What's immediately clear is that he's gifted guitarist (he's duetted and held his own with Eric Clapton and BB King) backed by an accomplished band led by the excellent Andy Burton on keyboards. It's also clear that everyone here is immersed in all the material and is willing to forgive Mayer's every musical indulgence. Most notably some lengthy, freewheeling solos that eat up a sizeable chunk of the performance.

But with this crowd the earnest 36-year-old can do no wrong, even when he rips the delicacy and soul out of Tom Petty's sublime anthem “Free Fallin'”, over-egging everything, showing off his vocal range (which is particularly impressive since he's just recovered from surgery for a growth on his vocal chords) but adding nothing to the song.  

On his new laid-back album, Paradise Valley, which is arguably his strongest so far, he duets with Frank Ocean on “Wildfire” (which opens the set and is a highlight tonight) and with Katy Perry, his latest celebrity girlfriend, on “Who You Love”. The big hitters aren't in attendance, although Perry might have added some much needed pop cheekiness to this energetic but po-faced blues affair.

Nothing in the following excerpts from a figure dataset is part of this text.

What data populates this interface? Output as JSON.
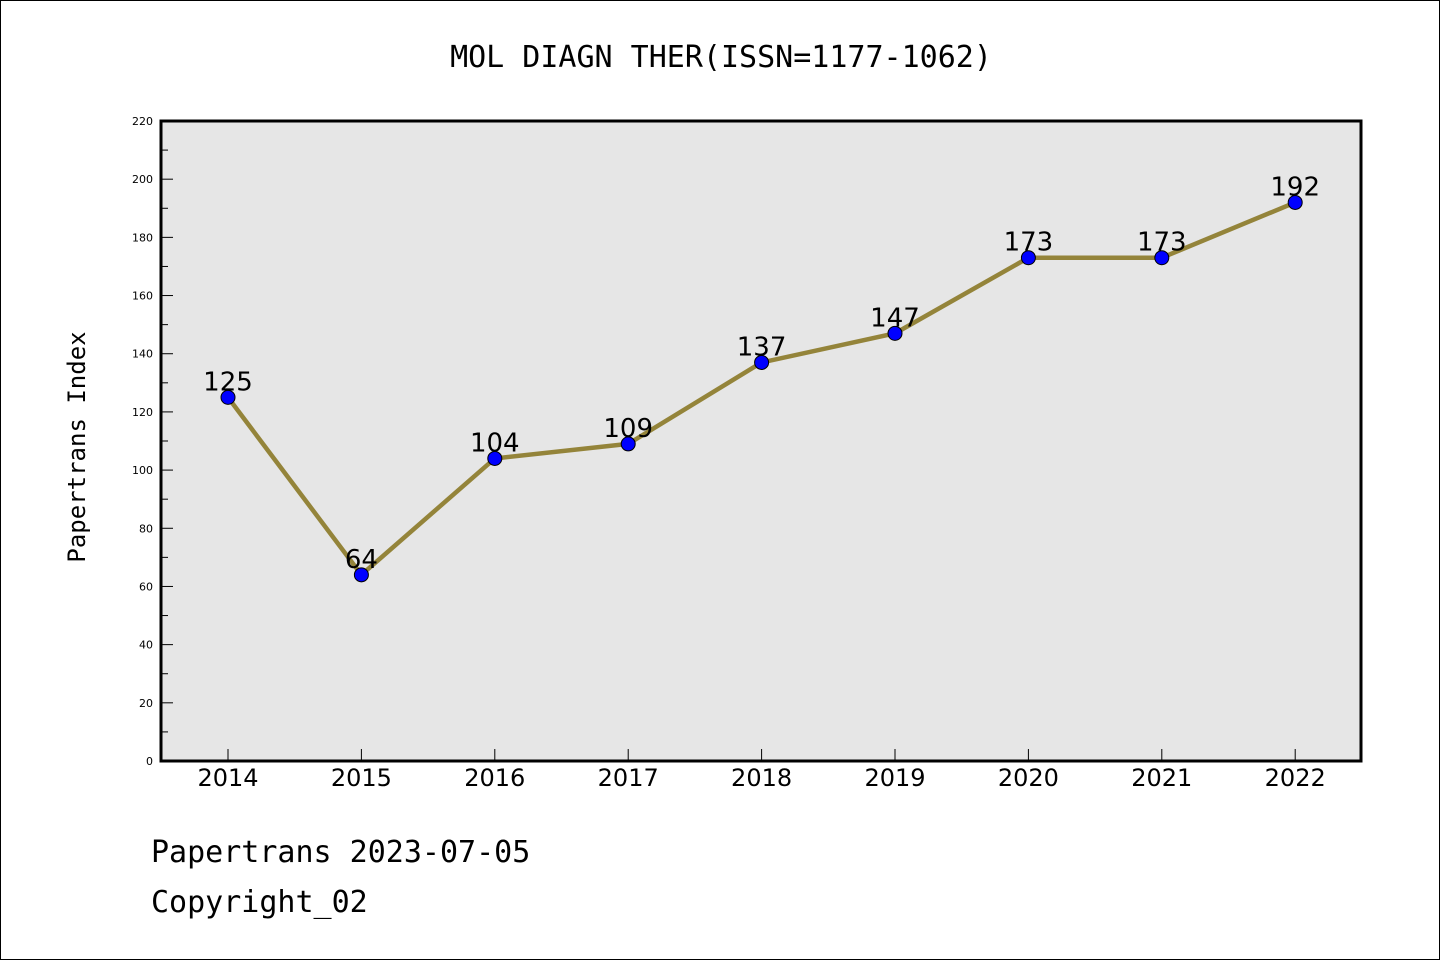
{
  "colors": {
    "plot_background": "#e6e6e6",
    "line": "#94843a",
    "marker": "#0000ff",
    "axis": "#000000"
  },
  "footer": {
    "line1": "Papertrans 2023-07-05",
    "line2": "Copyright_02"
  },
  "chart_data": {
    "type": "line",
    "title": "MOL DIAGN THER(ISSN=1177-1062)",
    "xlabel": "",
    "ylabel": "Papertrans Index",
    "categories": [
      "2014",
      "2015",
      "2016",
      "2017",
      "2018",
      "2019",
      "2020",
      "2021",
      "2022"
    ],
    "series": [
      {
        "values": [
          125,
          64,
          104,
          109,
          137,
          147,
          173,
          173,
          192
        ]
      }
    ],
    "data_labels": [
      "125",
      "64",
      "104",
      "109",
      "137",
      "147",
      "173",
      "173",
      "192"
    ],
    "ylim": [
      0,
      220
    ],
    "yticks": [
      0,
      20,
      40,
      60,
      80,
      100,
      120,
      140,
      160,
      180,
      200,
      220
    ],
    "ytick_labels": [
      "0",
      "20",
      "40",
      "60",
      "80",
      "100",
      "120",
      "140",
      "160",
      "180",
      "200",
      "220"
    ],
    "grid": false,
    "legend": "none"
  }
}
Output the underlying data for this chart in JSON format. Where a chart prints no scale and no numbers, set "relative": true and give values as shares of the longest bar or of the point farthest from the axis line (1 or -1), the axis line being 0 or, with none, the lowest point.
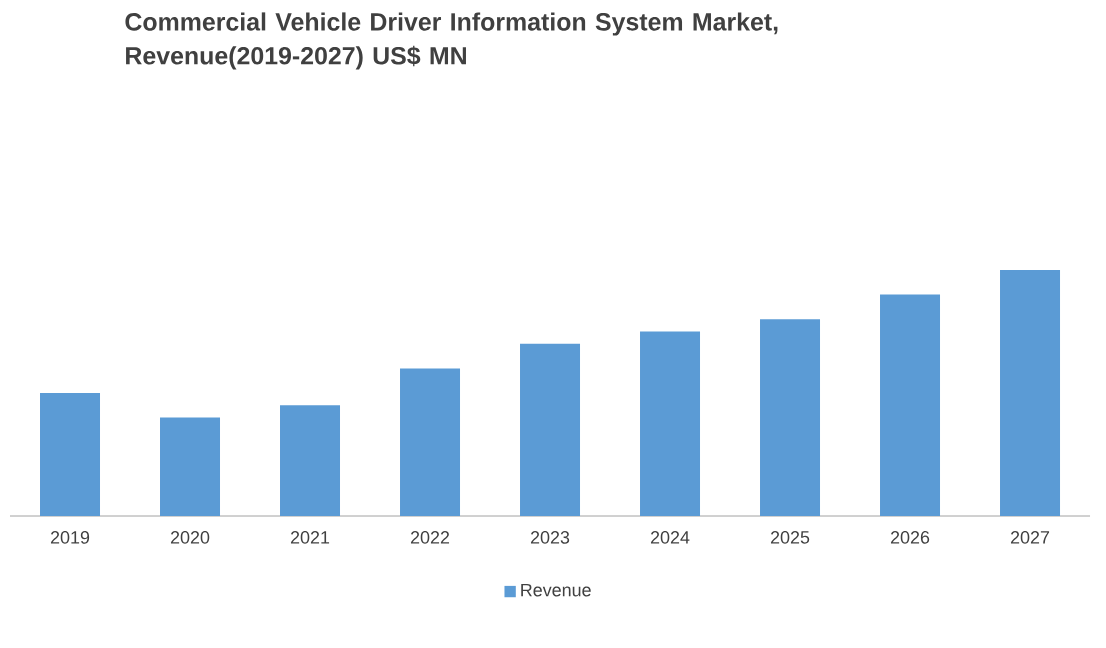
{
  "chart_data": {
    "type": "bar",
    "title": "Commercial Vehicle Driver Information System Market, Revenue(2019-2027) US$ MN",
    "categories": [
      "2019",
      "2020",
      "2021",
      "2022",
      "2023",
      "2024",
      "2025",
      "2026",
      "2027"
    ],
    "series": [
      {
        "name": "Revenue",
        "color": "#5b9bd5",
        "values": [
          0.5,
          0.4,
          0.45,
          0.6,
          0.7,
          0.75,
          0.8,
          0.9,
          1.0
        ]
      }
    ],
    "relative": true,
    "legend": "bottom"
  }
}
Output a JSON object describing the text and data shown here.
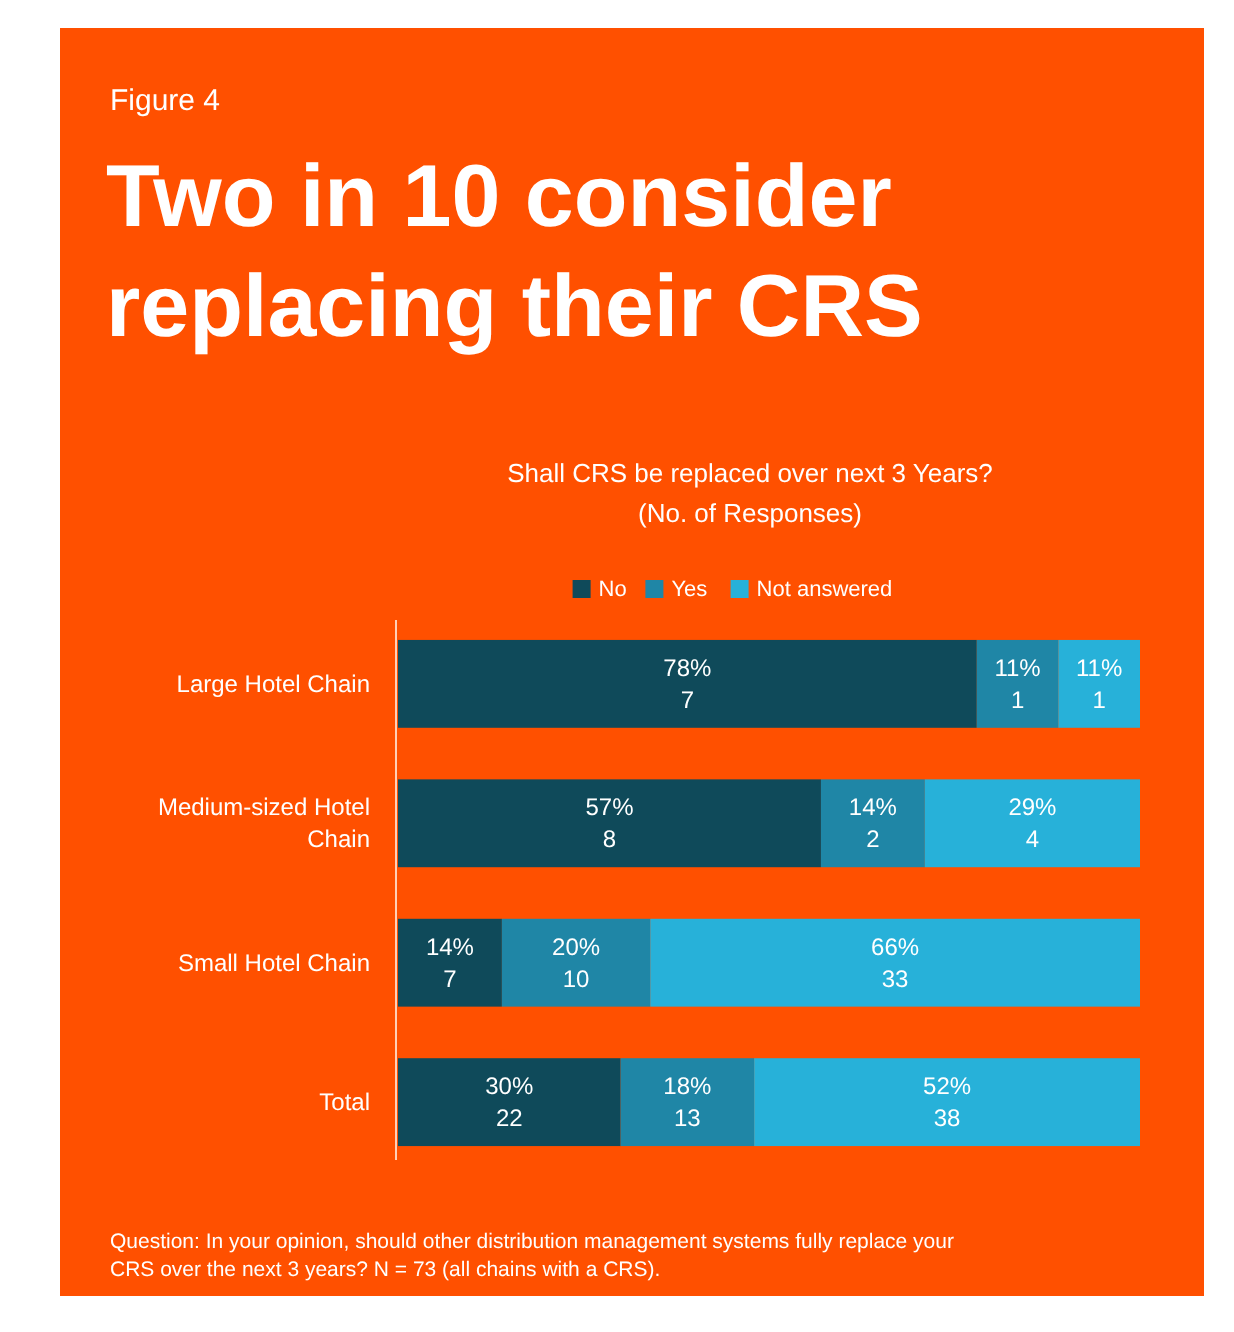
{
  "chart_data": {
    "type": "bar",
    "orientation": "horizontal",
    "stacked": true,
    "title": "Two in 10 consider replacing their CRS",
    "subtitle": "Shall CRS be replaced over next 3 Years?\n(No. of Responses)",
    "categories": [
      "Large Hotel Chain",
      "Medium-sized Hotel Chain",
      "Small Hotel Chain",
      "Total"
    ],
    "series": [
      {
        "name": "No",
        "color": "#0f4a5a",
        "values": [
          78,
          57,
          14,
          30
        ],
        "value_labels": [
          "78%\n7",
          "57%\n8",
          "14%\n7",
          "30%\n22"
        ]
      },
      {
        "name": "Yes",
        "color": "#1f86a6",
        "values": [
          11,
          14,
          20,
          18
        ],
        "value_labels": [
          "11%\n1",
          "14%\n2",
          "20%\n10",
          "18%\n13"
        ]
      },
      {
        "name": "Not answered",
        "color": "#27b1d9",
        "values": [
          11,
          29,
          66,
          52
        ],
        "value_labels": [
          "11%\n1",
          "29%\n4",
          "66%\n33",
          "52%\n38"
        ]
      }
    ],
    "legend": "top",
    "annotations": [
      "Figure 4",
      "Question:  In your opinion, should other distribution management systems fully replace your CRS over the next 3 years?  N = 73 (all chains with a CRS)."
    ]
  }
}
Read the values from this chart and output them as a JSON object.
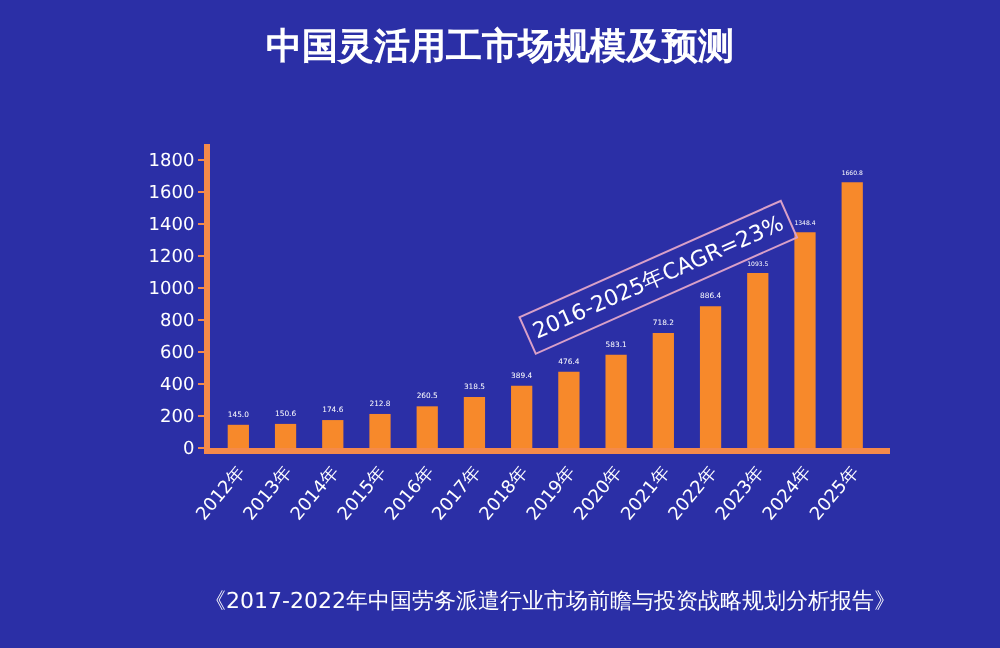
{
  "chart_data": {
    "type": "bar",
    "title": "中国灵活用工市场规模及预测",
    "categories": [
      "2012年",
      "2013年",
      "2014年",
      "2015年",
      "2016年",
      "2017年",
      "2018年",
      "2019年",
      "2020年",
      "2021年",
      "2022年",
      "2023年",
      "2024年",
      "2025年"
    ],
    "values": [
      145.0,
      150.6,
      174.6,
      212.8,
      260.5,
      318.5,
      389.4,
      476.4,
      583.1,
      718.2,
      886.4,
      1093.5,
      1348.4,
      1660.8
    ],
    "color": "#f7892b",
    "ylim": [
      0,
      1900
    ],
    "yticks": [
      0,
      200,
      400,
      600,
      800,
      1000,
      1200,
      1400,
      1600,
      1800
    ],
    "value_labels": [
      "145.0",
      "150.6",
      "174.6",
      "212.8",
      "260.5",
      "318.5",
      "389.4",
      "476.4",
      "583.1",
      "718.2",
      "886.4",
      "1093.5",
      "1348.4",
      "1660.8"
    ],
    "grid": false,
    "annotations": [
      "2016-2025年CAGR=23%",
      "《2017-2022年中国劳务派遣行业市场前瞻与投资战略规划分析报告》"
    ]
  }
}
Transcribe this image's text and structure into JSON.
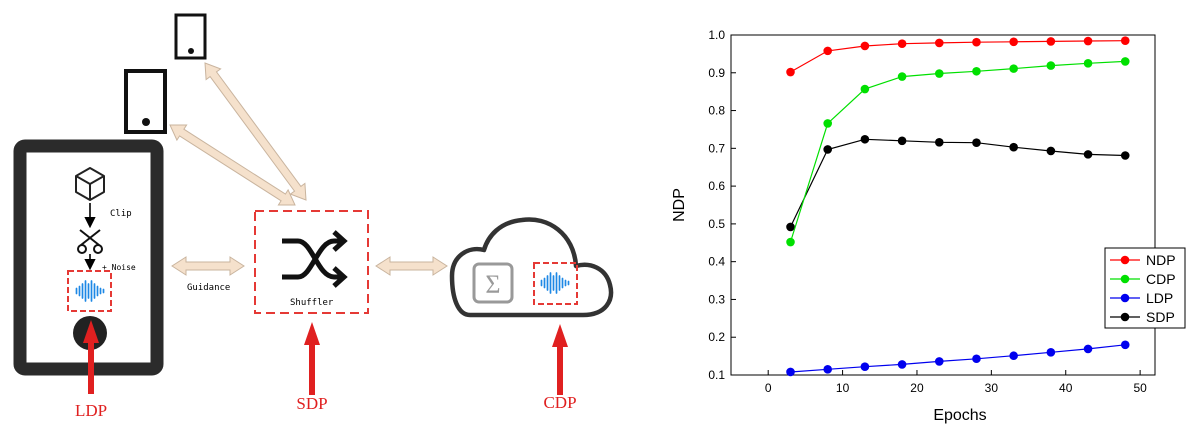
{
  "diagram": {
    "labels": {
      "clip": "Clip",
      "noise": "+ Noise",
      "guidance": "Guidance",
      "shuffler": "Shuffler",
      "sum_symbol": "Σ",
      "ldp": "LDP",
      "sdp": "SDP",
      "cdp": "CDP"
    },
    "colors": {
      "device_frame": "#2b2b2b",
      "dashed_box": "#e53935",
      "arrow_red": "#e02020",
      "arrow_beige": "#f5e1cc",
      "arrow_beige_stroke": "#c9b49e",
      "waveform": "#1e88e5",
      "label_red": "#e02020"
    },
    "icons": [
      "cube-icon",
      "scissors-icon",
      "waveform-icon",
      "shuffle-icon",
      "sigma-icon",
      "cloud-icon",
      "phone-icon"
    ]
  },
  "chart_data": {
    "type": "line",
    "xlabel": "Epochs",
    "ylabel": "NDP",
    "xlim": [
      -5,
      52
    ],
    "ylim": [
      0.1,
      1.0
    ],
    "xticks": [
      0,
      10,
      20,
      30,
      40,
      50
    ],
    "yticks": [
      0.1,
      0.2,
      0.3,
      0.4,
      0.5,
      0.6,
      0.7,
      0.8,
      0.9,
      1.0
    ],
    "xtick_labels": [
      "0",
      "10",
      "20",
      "30",
      "40",
      "50"
    ],
    "ytick_labels": [
      "0.1",
      "0.2",
      "0.3",
      "0.4",
      "0.5",
      "0.6",
      "0.7",
      "0.8",
      "0.9",
      "1.0"
    ],
    "legend_position": "right-middle",
    "x": [
      3,
      8,
      13,
      18,
      23,
      28,
      33,
      38,
      43,
      48
    ],
    "series": [
      {
        "name": "NDP",
        "color": "#ff0000",
        "values": [
          0.902,
          0.958,
          0.971,
          0.977,
          0.979,
          0.981,
          0.982,
          0.983,
          0.984,
          0.985
        ]
      },
      {
        "name": "CDP",
        "color": "#00e000",
        "values": [
          0.452,
          0.766,
          0.857,
          0.89,
          0.898,
          0.904,
          0.911,
          0.919,
          0.925,
          0.93
        ]
      },
      {
        "name": "LDP",
        "color": "#0000ee",
        "values": [
          0.108,
          0.115,
          0.122,
          0.128,
          0.136,
          0.143,
          0.151,
          0.16,
          0.169,
          0.18
        ]
      },
      {
        "name": "SDP",
        "color": "#000000",
        "values": [
          0.492,
          0.697,
          0.724,
          0.72,
          0.716,
          0.715,
          0.703,
          0.693,
          0.684,
          0.681
        ]
      }
    ]
  }
}
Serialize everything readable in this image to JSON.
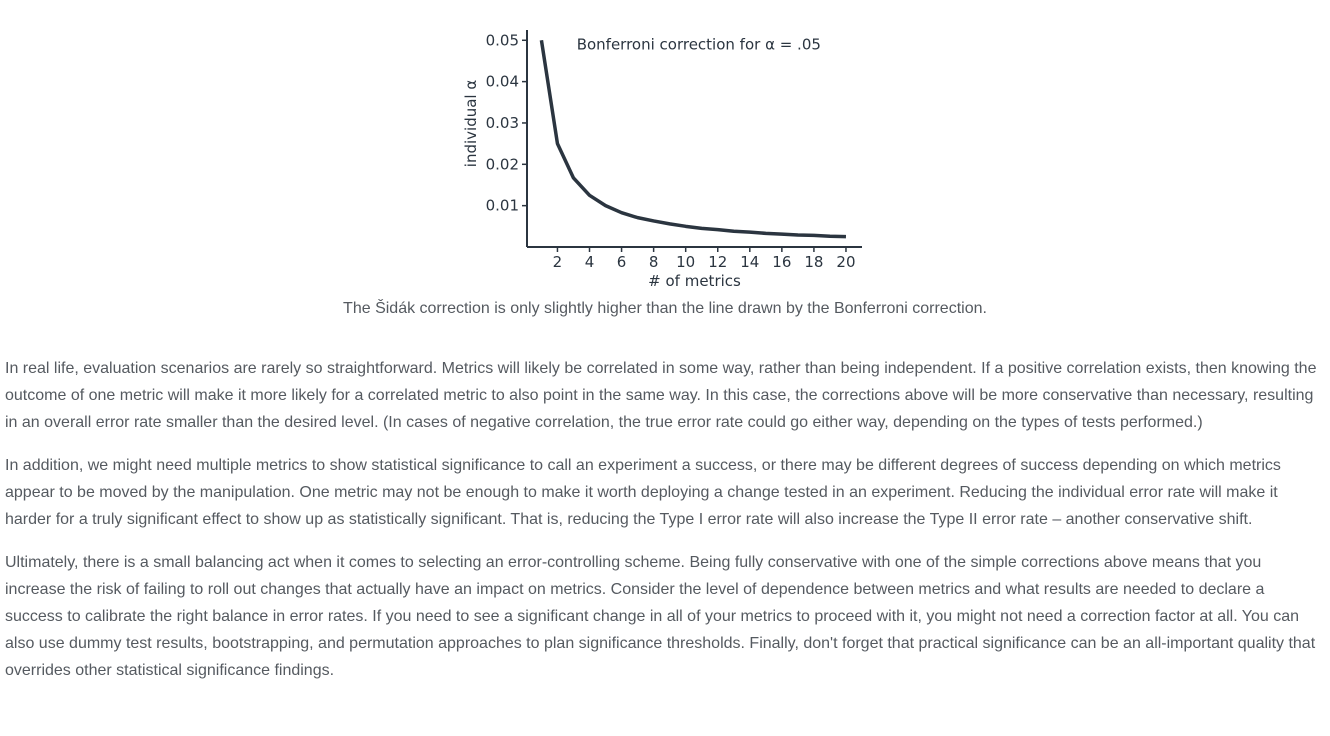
{
  "chart_data": {
    "type": "line",
    "title": "Bonferroni correction for α = .05",
    "xlabel": "# of metrics",
    "ylabel": "individual α",
    "xlim": [
      0.1,
      21.0
    ],
    "ylim": [
      0.0,
      0.052
    ],
    "x_ticks": [
      2,
      4,
      6,
      8,
      10,
      12,
      14,
      16,
      18,
      20
    ],
    "y_ticks": [
      0.01,
      0.02,
      0.03,
      0.04,
      0.05
    ],
    "y_tick_labels": [
      "0.01",
      "0.02",
      "0.03",
      "0.04",
      "0.05"
    ],
    "grid": false,
    "line_color": "#2b3540",
    "series": [
      {
        "x": [
          1,
          2,
          3,
          4,
          5,
          6,
          7,
          8,
          9,
          10,
          11,
          12,
          13,
          14,
          15,
          16,
          17,
          18,
          19,
          20
        ],
        "values": [
          0.05,
          0.025,
          0.0167,
          0.0125,
          0.01,
          0.0083,
          0.0071,
          0.0063,
          0.0056,
          0.005,
          0.0045,
          0.0042,
          0.0038,
          0.0036,
          0.0033,
          0.0031,
          0.0029,
          0.0028,
          0.0026,
          0.0025
        ]
      }
    ]
  },
  "caption": "The Šidák correction is only slightly higher than the line drawn by the Bonferroni correction.",
  "paragraphs": [
    "In real life, evaluation scenarios are rarely so straightforward. Metrics will likely be correlated in some way, rather than being independent. If a positive correlation exists, then knowing the outcome of one metric will make it more likely for a correlated metric to also point in the same way. In this case, the corrections above will be more conservative than necessary, resulting in an overall error rate smaller than the desired level. (In cases of negative correlation, the true error rate could go either way, depending on the types of tests performed.)",
    "In addition, we might need multiple metrics to show statistical significance to call an experiment a success, or there may be different degrees of success depending on which metrics appear to be moved by the manipulation. One metric may not be enough to make it worth deploying a change tested in an experiment. Reducing the individual error rate will make it harder for a truly significant effect to show up as statistically significant. That is, reducing the Type I error rate will also increase the Type II error rate – another conservative shift.",
    "Ultimately, there is a small balancing act when it comes to selecting an error-controlling scheme. Being fully conservative with one of the simple corrections above means that you increase the risk of failing to roll out changes that actually have an impact on metrics. Consider the level of dependence between metrics and what results are needed to declare a success to calibrate the right balance in error rates. If you need to see a significant change in all of your metrics to proceed with it, you might not need a correction factor at all. You can also use dummy test results, bootstrapping, and permutation approaches to plan significance thresholds. Finally, don't forget that practical significance can be an all-important quality that overrides other statistical significance findings."
  ]
}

The biggest dud is “Paper Doll”, his alleged response to Taylor Swift's “Dear John”, which is plain whiny. However, it's in the calmer moments that he makes an impact as on “Dear Marie” , a track about a first love where he laments “I go looking for your photograph online”. The standout lyric of the entire night.

For Mayer and for his adoring faithful it's clearly a triumph as they whoop and holler after US hits such as “Gravity”, “Queen of California” and “Waiting on the World to Change”, all of which are interchangeable, somewhat bland slices of blues rock. I leave feeling a bit like Tom Hanks in Big: “I don't get it?”